Save Fawkner Outdoor Pools spokesperson Jenny Chapman told 3AW that the community was excited to be consulted about “redeveloping” the Fawkner Leisure Centre, billed as an “upgrade”.
But, they became alarmed to hear the words “repurposing” and “making hard decisions” bandied around at the focus groups. “It became quite clear that the outdoor pool was at risk of closure.”
“We think [the outdoor pools are] a really important community asset that needs to be maintained,” she said.
Moreland socialist councillor Sue Bolton agrees. She is also furious about the deception. “Trying to paint a pool closure and its replacement with a water feature as a ‘win’ for the community is wrong,” she told Green Left.
“Where are kids meant to learn to swim? Where are people meant to cool off as summers get hotter? Where are teenagers meant to hang out?”
Ten-year-old Thea Chapman spoke to council at its June meeting. “I love the pool. You meet lots of friends and new people at the outdoor pool. It is important to keep it open.”
Doveton residents thought their pool was secure because council had committed to a $24 million upgrade in 2019.
They only became aware of its new plan when a 679-page document, placed on an obscure part of its website, appeared a few days before a vote on closing the pool. The Doveton pool is the area’s only public outdoor pool.
Casey council is under administration, following its sacking early last year for corruption.
Moreland council told focus groups in Fawkner that it would “repurpose” the outdoor pool by replacing it with a water feature. Fawkner is one of the younger suburbs in Moreland, with 27% under the age of 24.
Bolton said that given the rise in the number of people drowning, it is important to keep public pools — where people learn to swim — open. Royal Life Saving Australia (RLSA) said drowning deaths across Australia over the last summer rose by 30% since the previous year.
RLSA also found: a 22% increase in fatal drownings of 15-24 year olds in the state last year; people from metropolitan Melbourne were more likely to be involved in non-fatal and fatal drownings than those from regional Victoria; and 36% of these were from culturally and linguistically diverse communities.
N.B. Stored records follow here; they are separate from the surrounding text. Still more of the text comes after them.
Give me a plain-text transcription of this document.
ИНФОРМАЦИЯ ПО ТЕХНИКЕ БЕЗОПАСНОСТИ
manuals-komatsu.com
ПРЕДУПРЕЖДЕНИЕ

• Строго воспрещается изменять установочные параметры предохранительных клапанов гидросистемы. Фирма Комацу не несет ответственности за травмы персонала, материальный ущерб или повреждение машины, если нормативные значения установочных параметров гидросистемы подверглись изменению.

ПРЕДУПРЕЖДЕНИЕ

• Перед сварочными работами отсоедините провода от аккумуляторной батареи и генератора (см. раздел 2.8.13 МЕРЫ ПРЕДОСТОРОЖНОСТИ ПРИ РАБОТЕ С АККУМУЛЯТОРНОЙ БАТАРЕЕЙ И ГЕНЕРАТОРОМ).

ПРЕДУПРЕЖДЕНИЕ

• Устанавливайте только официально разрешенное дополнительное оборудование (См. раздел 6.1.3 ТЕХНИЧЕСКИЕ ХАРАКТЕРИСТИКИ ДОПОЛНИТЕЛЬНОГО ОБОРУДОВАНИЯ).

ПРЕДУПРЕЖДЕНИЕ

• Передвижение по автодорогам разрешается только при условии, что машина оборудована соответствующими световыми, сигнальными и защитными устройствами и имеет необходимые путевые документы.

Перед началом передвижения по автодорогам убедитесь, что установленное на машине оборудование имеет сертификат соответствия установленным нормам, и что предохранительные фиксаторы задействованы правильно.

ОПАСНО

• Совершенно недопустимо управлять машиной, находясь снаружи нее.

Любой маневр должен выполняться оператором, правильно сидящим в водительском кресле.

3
Public swimming pools were built partly because of the numbers drowning in creeks and rivers. They were places where people could learn to swim.
As pools age, instead of refurbishing or replacing them, many councils opt to close them.
But communities and unions have fought back. In the 1970s, an attempt was made to close the City Baths in Melbourne’s CBD. The Builders’ Labourers Federation slapped a Green Ban on and it was saved.
Thousands occupied the Fitzroy Pool for six weeks in 1994 to force the newly-amalgamated Yarra Council to re-open it.
Residents fought council to re-open the Coburg Olympic Outdoor Pool in 2007-2008. Pascoe Vale residents campaigned in 2017 to stop the council from replacing their pool with a water feature and won.
Communities in Sunshine, North Melbourne, Bendigo, Castlemaine and Berwick have also fought to save their outdoor pools.
At the June Moreland Council meeting, Damir Metric tabled a petition with more than 800 signatures. “My 9-year old daughter put it best when she said, ‘It reminds me of the wolf in Little Red Riding Hood. They say they are making it better, but they are taking away the thing I love the most — the pool,’” he said.
“If the community’s fears are warranted and the ulterior motive of this proposal is to radically reduce the capacity of the outdoor pool from 50 to 25 metres then the metaphor of the wolf in disguise is very fitting. The conduct would be described as ‘deceptive’ and ‘dishonest’ and the process is lacking in integrity and transparency.”